The new public health paradigm emerged from a number of credible scientific critiques of the alcoholism paradigm. There is a lively tradition of epidemiological thought and research behind the new paradigmatic contender -- ranging from Ledermann's (1956) daring single-distributionist generalization, to Skog's (1991) hypotheses about how the herd-like implications of Ledermann's model might be understood at the level of group and individual drinking behavior, to Cahalan and Room's (1974) survey-based effort to reinterpret problems that were once subsumed under the alcoholism label into a series of more discrete problem phenomena. The presence of this record of research enterprise gives the new public health paradigm a scientific "past" that the alcoholism paradigm in effect lacked in the 1930s and 1940s (putting aside a nascent psychiatric tradition of speculation on alcoholism). But even good scientific credentials do not, of course, obviate a connection between the scientific and the popular realms in the alcohol-problems domain. Perhaps a Darwinian image of that relation is best -- namely, a view of alcohol science that sees it as providing society with an array of paradigmatic choices (and their associated symbolic subtexts) from which to select the emphases that best suit current concerns and trends. Such a perspective may help us understand how alcohol scientists can quite accurately see themselves as following out the dictates of a perfectly scientific, internally driven research course while an externalist perspective on that same science offers ample suggestion of social construction.
Forward into the Past?
The Sixty-Four-Dollar Historical Question in all this is of course: Should we regard the current drift away from the de-politicizing alcoholism paradigm and toward the new, re-politicizing public health approach as historical progress or retrogression? In other words, does the new paradigmatic direction truly offer a better understanding and truer grasp of something called our "alcohol problems" -- at last cutting through the alcoholism paradigm's limits -- or are we kidding ourselves and the new public health approach instead is simply providing an apt scientific vehicle for a new dry-direction swing of the same old American historical pendulum, the one that that Fosdick and Scott (1933) and the early RCPA (Reports, 1938) warned us about? Does the public health approach really embody better science, or does it instead reflect a different value orientation to alcohol -- one, say, more in tune with the times?

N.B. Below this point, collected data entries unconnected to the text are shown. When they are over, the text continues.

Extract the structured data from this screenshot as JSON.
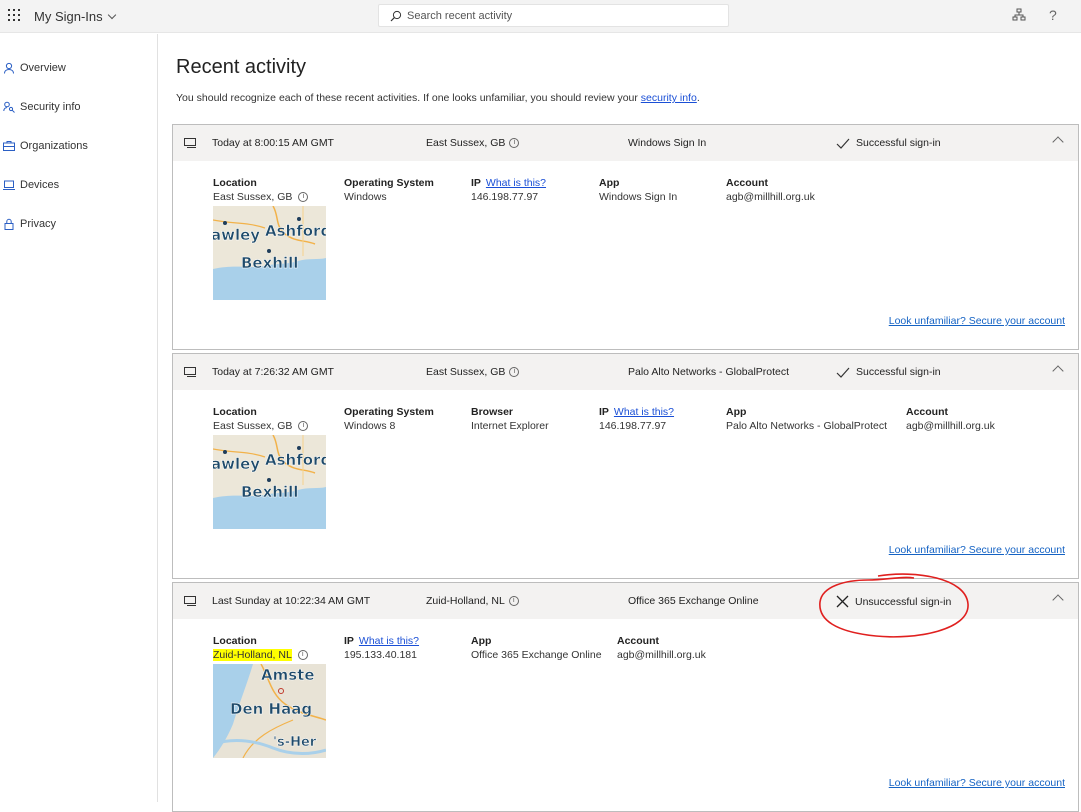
{
  "header": {
    "app_title": "My Sign-Ins",
    "search_placeholder": "Search recent activity",
    "help_label": "?"
  },
  "sidebar": {
    "items": [
      {
        "label": "Overview",
        "icon": "person-icon"
      },
      {
        "label": "Security info",
        "icon": "key-person-icon"
      },
      {
        "label": "Organizations",
        "icon": "briefcase-icon"
      },
      {
        "label": "Devices",
        "icon": "laptop-icon"
      },
      {
        "label": "Privacy",
        "icon": "lock-icon"
      }
    ]
  },
  "main": {
    "title": "Recent activity",
    "intro_text": "You should recognize each of these recent activities. If one looks unfamiliar, you should review your ",
    "intro_link": "security info",
    "intro_end": ".",
    "secure_link": "Look unfamiliar? Secure your account",
    "labels": {
      "location": "Location",
      "os": "Operating System",
      "browser": "Browser",
      "ip": "IP",
      "what_is_this": "What is this?",
      "app": "App",
      "account": "Account"
    },
    "activities": [
      {
        "time": "Today at 8:00:15 AM GMT",
        "location": "East Sussex, GB",
        "app": "Windows Sign In",
        "status": "Successful sign-in",
        "os": "Windows",
        "ip": "146.198.77.97",
        "account": "agb@millhill.org.uk",
        "map_labels": [
          "awley",
          "Ashford",
          "Bexhill"
        ]
      },
      {
        "time": "Today at 7:26:32 AM GMT",
        "location": "East Sussex, GB",
        "app": "Palo Alto Networks - GlobalProtect",
        "status": "Successful sign-in",
        "os": "Windows 8",
        "browser": "Internet Explorer",
        "ip": "146.198.77.97",
        "account": "agb@millhill.org.uk",
        "map_labels": [
          "awley",
          "Ashford",
          "Bexhill"
        ]
      },
      {
        "time": "Last Sunday at 10:22:34 AM GMT",
        "location": "Zuid-Holland, NL",
        "app": "Office 365 Exchange Online",
        "status": "Unsuccessful sign-in",
        "ip": "195.133.40.181",
        "account": "agb@millhill.org.uk",
        "map_labels": [
          "Amste",
          "Den Haag",
          "'s-Her"
        ]
      }
    ]
  },
  "colors": {
    "link": "#1a4fd6",
    "annotation_circle": "#e0201f",
    "highlight": "#ffff00"
  }
}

Remarkably, the alcohol problems domain has by and large retained its cultural integrity over the years since Repeal: the alcoholism movement's designation of alcoholism as a disease did not result in alcoholism (much less alcohol-problems) becoming melded into the nation's mainstream or general health and mental health institutional systems; similarly, a more recent designation of alcohol as a drug has not (yet, at least) resulted in alcohol becoming fully subsumed within a new "substance abuse" problem definition. Alcohol problems have for the most part remained a recognizably separate department of life and society in the full post-Repeal era. Jack Blocker (1989) has suggested that the post-Repeal era reflects another (the fifth, to be more precise) revolution of an ongoing saga in which temperance cycles move from benevolent to coercive dispositions before they restart.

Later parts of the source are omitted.